Don’t make it an uninterruptable soliloquy. Heck, don’t make it something where it could technically be interrupted, but the PCs interrupting would functionally be sabotaging their own overall goals. There should not be anything removing “get a word in edgewise” from the PCs’ available options. This just makes them irritable—and it doesn’t even guarantee undivided attention, so really, why risk ticking them off like that?
Don’t make it something that probably should have been done by a PC. Honestly, I’m not sure why I have to say this, but no matter how much we think it’s self-evident, every now and then you get a position where you’ve got a party with at least two social monsters, there are three slots for characters to make speeches, and for some reason two of the three slots are filled by NPCs. It’s a lot easier to accept an NPC commandeering the spotlight for a little while if it’s something that it doesn’t make sense to have a PC doing, and easier still if the NPC in question was asked by one or more of the PCs.
Don’t let it get in the way of something the group wants to do, particularly if this is part of something that is completely preventing people not only from acting in this particular scene, but from playing in general. The game should not be the thing getting between the players and getting to play the game.
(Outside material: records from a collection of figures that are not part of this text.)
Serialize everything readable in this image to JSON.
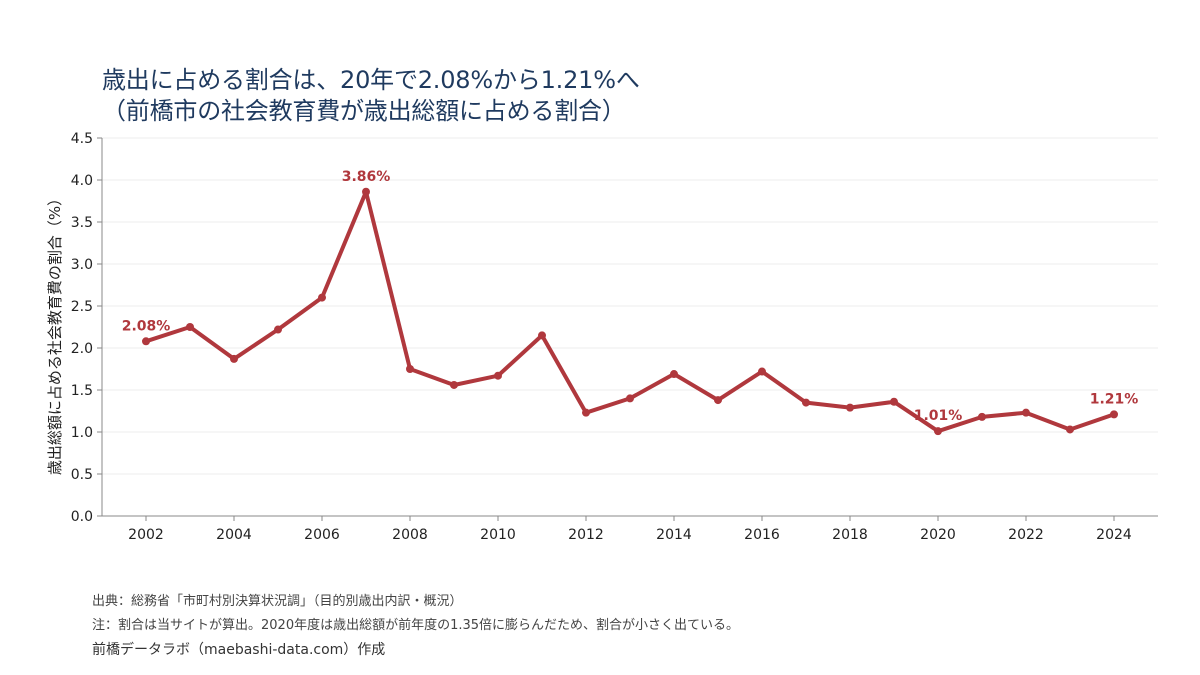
{
  "title": {
    "line1": "歳出に占める割合は、20年で2.08%から1.21%へ",
    "line2": "（前橋市の社会教育費が歳出総額に占める割合）"
  },
  "colors": {
    "line": "#b0383d",
    "title": "#1f3a5f",
    "grid": "#eeeeee",
    "axis": "#888888"
  },
  "chart_data": {
    "type": "line",
    "title": "歳出に占める割合は、20年で2.08%から1.21%へ（前橋市の社会教育費が歳出総額に占める割合）",
    "xlabel": "",
    "ylabel": "歳出総額に占める社会教育費の割合（%）",
    "x": [
      2002,
      2003,
      2004,
      2005,
      2006,
      2007,
      2008,
      2009,
      2010,
      2011,
      2012,
      2013,
      2014,
      2015,
      2016,
      2017,
      2018,
      2019,
      2020,
      2021,
      2022,
      2023,
      2024
    ],
    "series": [
      {
        "values": [
          2.08,
          2.25,
          1.87,
          2.22,
          2.6,
          3.86,
          1.75,
          1.56,
          1.67,
          2.15,
          1.23,
          1.4,
          1.69,
          1.38,
          1.72,
          1.35,
          1.29,
          1.36,
          1.01,
          1.18,
          1.23,
          1.03,
          1.21
        ]
      }
    ],
    "xticks": [
      2002,
      2004,
      2006,
      2008,
      2010,
      2012,
      2014,
      2016,
      2018,
      2020,
      2022,
      2024
    ],
    "yticks": [
      "0.0",
      "0.5",
      "1.0",
      "1.5",
      "2.0",
      "2.5",
      "3.0",
      "3.5",
      "4.0",
      "4.5"
    ],
    "xlim": [
      2001,
      2025
    ],
    "ylim": [
      0,
      4.5
    ],
    "grid": true,
    "annotations": [
      {
        "x": 2002,
        "y": 2.08,
        "text": "2.08%"
      },
      {
        "x": 2007,
        "y": 3.86,
        "text": "3.86%"
      },
      {
        "x": 2020,
        "y": 1.01,
        "text": "1.01%"
      },
      {
        "x": 2024,
        "y": 1.21,
        "text": "1.21%"
      }
    ]
  },
  "footer": {
    "source": "出典：総務省「市町村別決算状況調」（目的別歳出内訳・概況）",
    "note": "注：割合は当サイトが算出。2020年度は歳出総額が前年度の1.35倍に膨らんだため、割合が小さく出ている。",
    "credit": "前橋データラボ（maebashi-data.com）作成"
  }
}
Don’t let it get boring. This one’s probably the hardest part—most of us really aren’t good at telling when we’re boring and when we’re not, and players can have widely enough varied interests and standards that one person’s stream of wit is another’s cliché storm. On the other hand, if people’s levels of attention are ranging from talking about something else entirely to random doodling with the occasional question or eyeroll, that’s pretty good evidence that there’s something you aren’t doing and should be. Note also that very few of us are really witty enough that we can get away with something whose primary purpose is to showcase our wit rather than to move the plot along (witty, maybe, don’t bet the farm on it, but interesting? Not so much), and most of the people who are don’t feel the need to do the showcasing thing.
Don’t do it with any notable frequency. Different people have different tolerances, mind, but in a play-by-IM one should probably limit it to two or three times a session without player prompting, and a face to face game should try to avoid doing these sorts of scenes more than once per get-together.
If in doubt, look at it this way: how irritated would you be if you were one of the players?